La lutte informatique d'influence défensive et offensive, que ne découvre pas non plus le ministère avec la mise en place de cette doctrine, s'appuiera sur les capacités cyberdéfense des armées, et notamment la nouvelle armée de cybersoldats. L'armée française tente de recruter pour la L2I des compétences très variées et de haut niveau : spécialistes de l'environnement informationnel et cognitif, dont des spécialistes du marketing numérique, linguistes, infographistes, psychologues, sociologues, qui viennent s'ajouter aux combattants des armées.
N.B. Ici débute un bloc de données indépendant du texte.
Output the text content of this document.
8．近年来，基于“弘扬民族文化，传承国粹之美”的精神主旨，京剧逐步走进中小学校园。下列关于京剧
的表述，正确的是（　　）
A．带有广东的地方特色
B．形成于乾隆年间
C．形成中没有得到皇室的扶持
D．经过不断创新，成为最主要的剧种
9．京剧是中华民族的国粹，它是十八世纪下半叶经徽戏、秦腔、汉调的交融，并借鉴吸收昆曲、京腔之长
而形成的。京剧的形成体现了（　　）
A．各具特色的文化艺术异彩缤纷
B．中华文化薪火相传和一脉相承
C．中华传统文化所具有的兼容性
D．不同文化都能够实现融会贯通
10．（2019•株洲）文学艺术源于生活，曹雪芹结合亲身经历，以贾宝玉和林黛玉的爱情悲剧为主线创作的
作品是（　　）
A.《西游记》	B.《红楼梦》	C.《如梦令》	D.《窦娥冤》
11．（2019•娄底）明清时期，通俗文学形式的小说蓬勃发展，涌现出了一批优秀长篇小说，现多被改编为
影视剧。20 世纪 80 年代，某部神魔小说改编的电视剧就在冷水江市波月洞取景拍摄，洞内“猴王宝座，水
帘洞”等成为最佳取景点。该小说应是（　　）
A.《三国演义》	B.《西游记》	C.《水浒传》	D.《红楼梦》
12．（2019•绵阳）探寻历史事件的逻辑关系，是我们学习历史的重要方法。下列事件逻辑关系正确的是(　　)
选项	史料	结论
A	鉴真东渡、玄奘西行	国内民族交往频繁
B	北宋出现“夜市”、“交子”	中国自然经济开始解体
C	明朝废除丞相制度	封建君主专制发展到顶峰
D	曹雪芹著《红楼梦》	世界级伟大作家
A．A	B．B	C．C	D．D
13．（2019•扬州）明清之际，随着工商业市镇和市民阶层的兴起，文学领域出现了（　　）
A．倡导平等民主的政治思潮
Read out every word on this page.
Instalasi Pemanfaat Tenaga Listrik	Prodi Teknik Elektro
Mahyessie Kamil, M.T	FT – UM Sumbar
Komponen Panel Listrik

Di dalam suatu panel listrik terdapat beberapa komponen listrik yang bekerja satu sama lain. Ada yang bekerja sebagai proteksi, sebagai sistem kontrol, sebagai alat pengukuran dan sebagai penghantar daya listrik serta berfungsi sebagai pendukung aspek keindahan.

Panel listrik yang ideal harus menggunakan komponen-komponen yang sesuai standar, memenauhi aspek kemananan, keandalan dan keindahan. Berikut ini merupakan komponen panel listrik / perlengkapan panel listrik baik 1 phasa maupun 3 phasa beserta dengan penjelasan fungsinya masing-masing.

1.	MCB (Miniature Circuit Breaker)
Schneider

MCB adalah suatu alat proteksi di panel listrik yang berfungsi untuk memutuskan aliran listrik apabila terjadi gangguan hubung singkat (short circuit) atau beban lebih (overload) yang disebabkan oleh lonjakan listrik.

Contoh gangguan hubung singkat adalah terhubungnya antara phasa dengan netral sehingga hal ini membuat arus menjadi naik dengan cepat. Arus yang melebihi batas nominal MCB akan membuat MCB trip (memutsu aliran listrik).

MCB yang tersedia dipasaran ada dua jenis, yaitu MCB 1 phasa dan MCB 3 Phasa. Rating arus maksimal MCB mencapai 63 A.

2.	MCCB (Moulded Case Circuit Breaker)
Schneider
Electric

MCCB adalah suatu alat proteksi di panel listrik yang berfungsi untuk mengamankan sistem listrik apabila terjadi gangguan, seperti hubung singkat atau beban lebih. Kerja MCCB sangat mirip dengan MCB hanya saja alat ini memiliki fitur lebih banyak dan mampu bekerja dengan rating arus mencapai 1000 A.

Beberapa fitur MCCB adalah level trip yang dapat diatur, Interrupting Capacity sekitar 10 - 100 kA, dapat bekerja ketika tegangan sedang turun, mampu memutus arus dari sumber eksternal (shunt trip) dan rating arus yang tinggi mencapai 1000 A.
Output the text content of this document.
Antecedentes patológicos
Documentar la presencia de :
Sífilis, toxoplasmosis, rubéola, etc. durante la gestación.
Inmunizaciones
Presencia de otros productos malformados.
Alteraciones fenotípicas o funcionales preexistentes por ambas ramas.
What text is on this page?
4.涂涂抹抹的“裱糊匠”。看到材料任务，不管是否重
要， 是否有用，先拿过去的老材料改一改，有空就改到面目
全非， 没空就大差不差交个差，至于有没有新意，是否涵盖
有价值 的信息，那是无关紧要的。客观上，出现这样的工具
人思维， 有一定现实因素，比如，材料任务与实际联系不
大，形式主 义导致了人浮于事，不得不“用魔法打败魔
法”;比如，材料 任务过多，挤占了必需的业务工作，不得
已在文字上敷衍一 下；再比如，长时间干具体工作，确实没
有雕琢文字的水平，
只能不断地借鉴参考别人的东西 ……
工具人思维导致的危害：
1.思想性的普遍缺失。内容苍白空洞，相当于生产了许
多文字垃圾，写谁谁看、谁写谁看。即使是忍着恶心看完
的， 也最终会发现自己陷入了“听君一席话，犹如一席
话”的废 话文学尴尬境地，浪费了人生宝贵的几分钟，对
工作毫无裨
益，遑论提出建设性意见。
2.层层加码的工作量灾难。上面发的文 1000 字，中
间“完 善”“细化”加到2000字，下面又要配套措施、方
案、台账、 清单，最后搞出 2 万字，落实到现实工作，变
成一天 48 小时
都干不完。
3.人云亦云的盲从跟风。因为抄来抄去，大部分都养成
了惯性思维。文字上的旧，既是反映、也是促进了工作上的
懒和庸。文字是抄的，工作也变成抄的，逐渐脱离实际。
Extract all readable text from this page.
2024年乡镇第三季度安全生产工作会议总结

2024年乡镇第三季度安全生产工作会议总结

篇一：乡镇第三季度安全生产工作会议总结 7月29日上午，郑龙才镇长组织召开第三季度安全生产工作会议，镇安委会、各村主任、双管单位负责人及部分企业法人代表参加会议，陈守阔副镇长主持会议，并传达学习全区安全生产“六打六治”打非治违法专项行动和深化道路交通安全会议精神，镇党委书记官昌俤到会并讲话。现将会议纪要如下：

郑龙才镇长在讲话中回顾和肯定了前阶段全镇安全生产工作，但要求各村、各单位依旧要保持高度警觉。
En outre, "la maîtrise du champ informationnel numérique requiert le maintien de connaissances au meilleur état de l'art dans les domaines techniques", a souligné le ministère. La capacité à veiller des réseaux, à détecter des contenus et à analyser un environnement est liée à des outils spécifiques en constante évolution, utilisant les technologies de traitement des informations en masse (big data) et d'intelligence artificielle. Enfin, contrer une attaque informationnelle nécessite à la fois de pouvoir la
détecter, la caractériser et, pour la contrer, de coordonner si nécessaire les actions
militaire, diplomatique et intérieure, avec l'apport des entreprises spécialisées dans le
numérique. Les armées s'appuieront notamment sur l'outil "essentiel" du ministère de l'Intérieur Pharos (Plateforme d'harmonisation, d'analyse, de recoupement et d'orientation des signalements). L'équipe de Pharos communique avec les grandes plateformes comme Facebook ou Twitter, à qui elle demande régulièrement la suppression de contenus ou de comptes.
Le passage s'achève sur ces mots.